AMOR EM CINCO TEMPOS
François Ozon, 5x2 - Cinq fois deux, França, 2004

Da vida das Mario(zo)netes

François Ozon é um caricaturista. Seus filmes têm uma frontalidade, uma bidimensionalidade programática que evita as sutilezas e os diferentes tecidos de sentimentos. Como Aldrich ou Verhoeven, ele lida com reduções e simplificações de personalidade para construir um retrato chapado, e um tanto misantropo, do universo ficcional que aborda. Isso, a princípio, não é um problema. É uma forma de apreensão da realidade, em construção dramática que ora consegue resultados (Gotas d’Água em Pedras Escaldantes) ora transforma-se em tiro na água (Oito Mulheres, Swimming Pool). Maneirista e cínico, seu cinema se presta a um achatamento da profundidade, a uma lacuna de saber entre espectador e personagem que produz um humor cruel semelhante muitas vezes a alguns momentos da carreira dos irmãos Coen (mas com outras estratégias de dramaturgia e mise-en-scène). Dito isso, 5X2 é o filme que, desde Gotas d’Água em Pedras Escaldantes, melhor parece se inscrever nesse programa - e conseqüentemente é seu melhor filme desde então.

À maneira de Besame Mucho, de Francisco Ramalho Jr., 5X2 se estrutura em cronologia reversa, a partir de esquetes da vida de um casal em diferentes estágios do relacionamento. Vemos primeiro o episódio da separação, a seguir um momento de crise do casamento, depois o nascimento do filho, o dia do casamento e por fim o episódio do primeiro encontro verdadeiro entre os dois, em férias na Itália. A natureza esquemática do filme se vê logo em seu título: cinco vezes dois são cinco episódios na vida de duas pessoas. E o funcionamento do filme depende de quão decisivas são esses instantes notáveis na vida de cada um, a ponto de explicar toda (ou ao menos em grande parte) a vida do casal, em chave metonímica de “parte pelo todo”. Ozon tem particular talento para filmar a forma como uma relação degringola, as neuroses que nascem a partir de uma fala dita em má hora ou com as palavras erradas, as expectativas sobre o outro que se frustram ou não se confirmam da maneira como era esperado e o peso dos papéis sociais/existenciais que as pessoas desempenham muitas vezes automaticamente, sem muita reflexão.

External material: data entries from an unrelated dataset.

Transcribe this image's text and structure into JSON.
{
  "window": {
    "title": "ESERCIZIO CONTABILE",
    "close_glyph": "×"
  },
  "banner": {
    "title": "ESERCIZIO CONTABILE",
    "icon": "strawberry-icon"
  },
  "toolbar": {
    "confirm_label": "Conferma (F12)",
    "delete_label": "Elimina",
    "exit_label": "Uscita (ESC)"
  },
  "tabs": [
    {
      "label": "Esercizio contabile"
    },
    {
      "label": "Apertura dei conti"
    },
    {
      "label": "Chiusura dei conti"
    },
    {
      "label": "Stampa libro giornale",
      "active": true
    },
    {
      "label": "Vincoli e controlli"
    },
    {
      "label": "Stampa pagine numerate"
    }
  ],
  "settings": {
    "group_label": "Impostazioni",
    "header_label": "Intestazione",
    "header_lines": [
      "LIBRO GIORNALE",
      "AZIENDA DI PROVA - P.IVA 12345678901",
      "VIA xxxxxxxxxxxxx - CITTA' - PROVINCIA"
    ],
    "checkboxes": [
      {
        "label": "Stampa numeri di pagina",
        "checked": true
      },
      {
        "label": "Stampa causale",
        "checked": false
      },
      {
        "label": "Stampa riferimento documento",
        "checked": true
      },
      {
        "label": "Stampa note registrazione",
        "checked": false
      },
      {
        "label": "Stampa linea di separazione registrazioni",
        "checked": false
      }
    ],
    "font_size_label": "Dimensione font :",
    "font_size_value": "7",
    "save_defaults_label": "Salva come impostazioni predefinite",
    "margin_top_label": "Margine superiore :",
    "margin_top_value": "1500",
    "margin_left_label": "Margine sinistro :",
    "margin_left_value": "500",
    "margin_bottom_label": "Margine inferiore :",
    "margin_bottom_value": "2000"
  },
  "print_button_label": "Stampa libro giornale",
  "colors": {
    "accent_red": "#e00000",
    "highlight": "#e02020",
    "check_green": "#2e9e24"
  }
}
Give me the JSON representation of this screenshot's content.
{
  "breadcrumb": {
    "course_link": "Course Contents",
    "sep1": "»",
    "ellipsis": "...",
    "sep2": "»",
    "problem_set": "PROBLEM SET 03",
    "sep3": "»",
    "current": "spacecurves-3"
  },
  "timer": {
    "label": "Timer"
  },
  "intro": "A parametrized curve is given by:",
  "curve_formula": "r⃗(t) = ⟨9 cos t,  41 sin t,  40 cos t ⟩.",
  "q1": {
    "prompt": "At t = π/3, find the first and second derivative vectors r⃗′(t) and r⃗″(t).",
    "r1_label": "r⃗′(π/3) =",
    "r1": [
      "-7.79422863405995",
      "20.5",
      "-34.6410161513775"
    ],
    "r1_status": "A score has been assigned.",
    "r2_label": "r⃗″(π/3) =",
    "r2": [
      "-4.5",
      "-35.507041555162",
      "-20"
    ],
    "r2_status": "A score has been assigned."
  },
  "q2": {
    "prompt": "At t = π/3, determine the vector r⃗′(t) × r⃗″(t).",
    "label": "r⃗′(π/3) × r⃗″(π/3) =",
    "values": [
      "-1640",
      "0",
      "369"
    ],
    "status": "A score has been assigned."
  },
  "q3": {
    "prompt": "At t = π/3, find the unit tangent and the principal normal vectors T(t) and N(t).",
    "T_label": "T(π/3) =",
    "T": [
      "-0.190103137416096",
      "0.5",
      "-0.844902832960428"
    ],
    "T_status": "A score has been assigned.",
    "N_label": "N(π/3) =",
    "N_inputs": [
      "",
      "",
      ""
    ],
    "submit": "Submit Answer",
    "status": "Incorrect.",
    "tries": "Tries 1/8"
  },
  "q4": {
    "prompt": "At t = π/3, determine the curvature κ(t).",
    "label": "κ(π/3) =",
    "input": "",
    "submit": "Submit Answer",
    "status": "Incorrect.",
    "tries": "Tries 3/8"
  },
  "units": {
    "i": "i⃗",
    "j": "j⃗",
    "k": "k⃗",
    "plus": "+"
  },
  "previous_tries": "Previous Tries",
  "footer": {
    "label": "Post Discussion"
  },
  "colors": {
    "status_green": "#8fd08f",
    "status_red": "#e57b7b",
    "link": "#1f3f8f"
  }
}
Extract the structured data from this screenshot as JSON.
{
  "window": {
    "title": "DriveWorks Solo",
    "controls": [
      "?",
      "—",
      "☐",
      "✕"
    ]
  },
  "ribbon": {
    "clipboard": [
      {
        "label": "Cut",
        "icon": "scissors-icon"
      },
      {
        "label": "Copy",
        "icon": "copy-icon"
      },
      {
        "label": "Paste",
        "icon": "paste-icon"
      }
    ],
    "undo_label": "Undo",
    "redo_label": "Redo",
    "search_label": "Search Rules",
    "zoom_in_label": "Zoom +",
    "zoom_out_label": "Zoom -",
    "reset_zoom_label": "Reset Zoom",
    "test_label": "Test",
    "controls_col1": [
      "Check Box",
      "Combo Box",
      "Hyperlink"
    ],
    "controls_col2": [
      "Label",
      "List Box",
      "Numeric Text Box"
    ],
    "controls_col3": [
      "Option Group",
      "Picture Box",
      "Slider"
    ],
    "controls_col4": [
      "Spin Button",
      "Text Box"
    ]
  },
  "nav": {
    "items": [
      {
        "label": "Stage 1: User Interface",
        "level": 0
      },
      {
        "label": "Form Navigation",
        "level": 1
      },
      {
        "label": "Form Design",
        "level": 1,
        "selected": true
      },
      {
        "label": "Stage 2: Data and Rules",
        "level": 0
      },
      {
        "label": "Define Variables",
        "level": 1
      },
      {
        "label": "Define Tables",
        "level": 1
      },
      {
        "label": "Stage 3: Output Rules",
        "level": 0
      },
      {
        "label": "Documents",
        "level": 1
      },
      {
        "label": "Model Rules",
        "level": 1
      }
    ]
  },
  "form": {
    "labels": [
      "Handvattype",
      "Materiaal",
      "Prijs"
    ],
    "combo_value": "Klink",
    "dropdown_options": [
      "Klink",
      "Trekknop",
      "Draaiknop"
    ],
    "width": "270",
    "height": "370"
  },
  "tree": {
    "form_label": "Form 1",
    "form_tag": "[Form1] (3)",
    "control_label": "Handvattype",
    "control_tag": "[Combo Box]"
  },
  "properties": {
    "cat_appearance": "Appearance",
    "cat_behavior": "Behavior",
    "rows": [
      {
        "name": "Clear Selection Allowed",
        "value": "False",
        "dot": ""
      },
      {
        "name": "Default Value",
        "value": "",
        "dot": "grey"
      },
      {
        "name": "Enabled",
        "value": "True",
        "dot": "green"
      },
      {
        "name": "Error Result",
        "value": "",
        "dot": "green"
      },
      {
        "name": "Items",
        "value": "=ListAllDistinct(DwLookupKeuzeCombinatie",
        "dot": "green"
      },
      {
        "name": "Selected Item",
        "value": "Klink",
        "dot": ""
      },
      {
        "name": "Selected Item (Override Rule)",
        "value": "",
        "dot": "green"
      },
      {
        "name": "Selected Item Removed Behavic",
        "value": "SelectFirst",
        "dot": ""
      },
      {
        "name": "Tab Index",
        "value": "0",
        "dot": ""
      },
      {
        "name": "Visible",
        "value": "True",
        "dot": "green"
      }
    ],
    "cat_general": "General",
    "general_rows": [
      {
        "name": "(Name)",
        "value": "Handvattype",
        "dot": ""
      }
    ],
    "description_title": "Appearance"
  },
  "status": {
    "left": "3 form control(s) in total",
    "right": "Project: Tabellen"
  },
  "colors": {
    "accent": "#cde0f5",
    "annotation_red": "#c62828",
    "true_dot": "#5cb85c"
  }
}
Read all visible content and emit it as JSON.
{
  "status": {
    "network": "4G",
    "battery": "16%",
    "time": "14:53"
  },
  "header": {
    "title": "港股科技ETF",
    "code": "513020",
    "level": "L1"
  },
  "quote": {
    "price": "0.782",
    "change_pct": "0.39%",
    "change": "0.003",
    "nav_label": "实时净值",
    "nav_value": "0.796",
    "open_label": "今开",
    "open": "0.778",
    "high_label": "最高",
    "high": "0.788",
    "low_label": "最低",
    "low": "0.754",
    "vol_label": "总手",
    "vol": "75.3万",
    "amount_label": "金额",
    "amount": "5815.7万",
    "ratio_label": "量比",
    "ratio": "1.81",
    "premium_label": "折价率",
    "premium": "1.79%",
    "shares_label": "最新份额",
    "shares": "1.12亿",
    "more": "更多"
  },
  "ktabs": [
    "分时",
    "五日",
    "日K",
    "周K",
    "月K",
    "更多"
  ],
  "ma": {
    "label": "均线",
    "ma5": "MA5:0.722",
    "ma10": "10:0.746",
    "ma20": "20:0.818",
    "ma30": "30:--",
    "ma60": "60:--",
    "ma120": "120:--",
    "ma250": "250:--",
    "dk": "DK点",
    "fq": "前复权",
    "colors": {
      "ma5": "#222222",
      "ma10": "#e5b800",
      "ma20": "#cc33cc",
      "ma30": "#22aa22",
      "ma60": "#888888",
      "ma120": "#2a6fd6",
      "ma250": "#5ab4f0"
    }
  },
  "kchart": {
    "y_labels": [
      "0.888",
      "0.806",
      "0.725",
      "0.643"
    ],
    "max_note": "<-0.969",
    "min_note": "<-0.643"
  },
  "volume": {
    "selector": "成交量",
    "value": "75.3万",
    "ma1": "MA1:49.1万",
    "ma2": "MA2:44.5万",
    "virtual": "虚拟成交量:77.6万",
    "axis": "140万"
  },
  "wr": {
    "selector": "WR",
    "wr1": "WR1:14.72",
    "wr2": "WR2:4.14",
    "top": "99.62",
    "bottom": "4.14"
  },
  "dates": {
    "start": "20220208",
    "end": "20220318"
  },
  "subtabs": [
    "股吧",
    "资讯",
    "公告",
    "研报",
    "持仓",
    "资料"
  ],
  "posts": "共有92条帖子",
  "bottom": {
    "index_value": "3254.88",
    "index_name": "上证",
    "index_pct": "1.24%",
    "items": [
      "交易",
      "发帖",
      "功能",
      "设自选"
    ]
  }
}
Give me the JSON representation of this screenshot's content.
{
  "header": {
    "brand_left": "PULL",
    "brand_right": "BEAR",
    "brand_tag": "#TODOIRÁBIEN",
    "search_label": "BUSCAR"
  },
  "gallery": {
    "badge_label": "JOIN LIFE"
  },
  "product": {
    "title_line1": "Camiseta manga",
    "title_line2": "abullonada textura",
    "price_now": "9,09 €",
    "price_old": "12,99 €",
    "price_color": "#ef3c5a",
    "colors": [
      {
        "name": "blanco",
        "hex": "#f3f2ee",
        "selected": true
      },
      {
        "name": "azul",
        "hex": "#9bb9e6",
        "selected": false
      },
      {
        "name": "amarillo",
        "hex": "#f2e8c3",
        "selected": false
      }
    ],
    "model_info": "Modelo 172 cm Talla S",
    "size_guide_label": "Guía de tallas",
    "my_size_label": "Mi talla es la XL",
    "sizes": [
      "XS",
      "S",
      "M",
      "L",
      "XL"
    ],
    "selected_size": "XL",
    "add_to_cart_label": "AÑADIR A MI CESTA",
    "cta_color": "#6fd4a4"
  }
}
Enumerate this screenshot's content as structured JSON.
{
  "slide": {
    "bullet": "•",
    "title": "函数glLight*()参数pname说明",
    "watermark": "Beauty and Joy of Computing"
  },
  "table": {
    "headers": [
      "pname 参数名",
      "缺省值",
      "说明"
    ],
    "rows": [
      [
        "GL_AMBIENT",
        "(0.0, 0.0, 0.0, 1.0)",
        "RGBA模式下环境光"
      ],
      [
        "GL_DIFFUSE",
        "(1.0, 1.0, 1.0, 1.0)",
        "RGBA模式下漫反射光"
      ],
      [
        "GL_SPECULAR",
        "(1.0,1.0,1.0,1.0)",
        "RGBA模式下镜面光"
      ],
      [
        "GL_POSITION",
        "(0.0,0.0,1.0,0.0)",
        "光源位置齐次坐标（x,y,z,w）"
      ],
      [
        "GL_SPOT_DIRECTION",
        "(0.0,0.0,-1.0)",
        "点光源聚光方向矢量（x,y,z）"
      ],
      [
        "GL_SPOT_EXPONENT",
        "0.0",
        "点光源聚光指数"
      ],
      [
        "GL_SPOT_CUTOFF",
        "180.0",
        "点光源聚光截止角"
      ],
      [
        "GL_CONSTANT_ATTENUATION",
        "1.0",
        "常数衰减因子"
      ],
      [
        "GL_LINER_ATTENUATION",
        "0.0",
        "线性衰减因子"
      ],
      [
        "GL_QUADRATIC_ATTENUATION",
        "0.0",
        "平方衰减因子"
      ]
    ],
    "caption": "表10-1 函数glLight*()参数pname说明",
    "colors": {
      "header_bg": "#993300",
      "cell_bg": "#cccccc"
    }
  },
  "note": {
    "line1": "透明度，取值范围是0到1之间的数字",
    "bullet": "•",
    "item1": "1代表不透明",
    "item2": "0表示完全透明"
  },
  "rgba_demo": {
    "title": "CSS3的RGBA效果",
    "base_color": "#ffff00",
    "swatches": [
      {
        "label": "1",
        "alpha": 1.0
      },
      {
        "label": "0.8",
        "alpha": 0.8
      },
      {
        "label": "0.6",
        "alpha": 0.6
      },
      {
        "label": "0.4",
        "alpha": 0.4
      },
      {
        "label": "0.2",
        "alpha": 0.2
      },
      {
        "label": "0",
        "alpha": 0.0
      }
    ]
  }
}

É uma arte da mesquinharia e da crueldade que encontra seu alvo na vida de burgueses ou de proletários aburguesados (em todo caso suficientemente instalados e socialmente sedentários), cujos códigos de conduta e patologias sentimentais o filme traz à tona para melhor poder extrair, com acidez, um humor amargo. Estamos longe de Um Vestido de Verão, um de seus curtas-metragens de começo de carreira e até hoje provavelmente seu melhor filme. Desde então, é menos Truffaut do que Chabrol que se transforma no inconsciente cinematográfico de François Ozon, e o ódio à burguesia e a seus valores aparece como o motor subterrâneo de seu cinema. Há muito de risível nos personagens de Charlotte Rampling em Swimming Pool, ou na previsibilidade com que funcionam os casais de Gotas d’Água... ou 5X2.

Em 5X2, uma noite de núpcias frustrada pelo marido que dorme se transforma numa maneira de questionar a instituição do casamento, no entanto ratificada pelo casal dos pais da noiva, que dançam juntos “Smoke Gets in Your Eyes” enquanto todos os outros na festa já estão dormindo – no entanto, no episódio anterior, o do nascimento do filho, eles destilam veneno um contra o outro enquanto a filha tenta se recuperar do parto. O ambiente de agridoce cotidiano das neuroses e comportamentos burgueses se amplifica também na utilização de música, em língua espanhola ou italiana, que funciona aqui como elemento de humor e comentário sobre a lenta comédia humana da vida dos bem instalados. Note-se também a extraordinária escolha de atores, com um trabalho impressionante de Valeria Bruni Tedeschi, e com as aparições de Françoise Fabian e Michael Lonsdale, veteranos atores de filmes dos diretores da nouvelle vague, nos papéis de pais da protagonista. Com 5x2, Ozon continua refletindo sobre a figura e a permanência do ator francês (como filme-conceito, Oito Mulheres é muito mais interessante do que como filme de gênero), e reaviva seu talento para o humor derrisório que é o melhor trunfo de seus longas-metragens.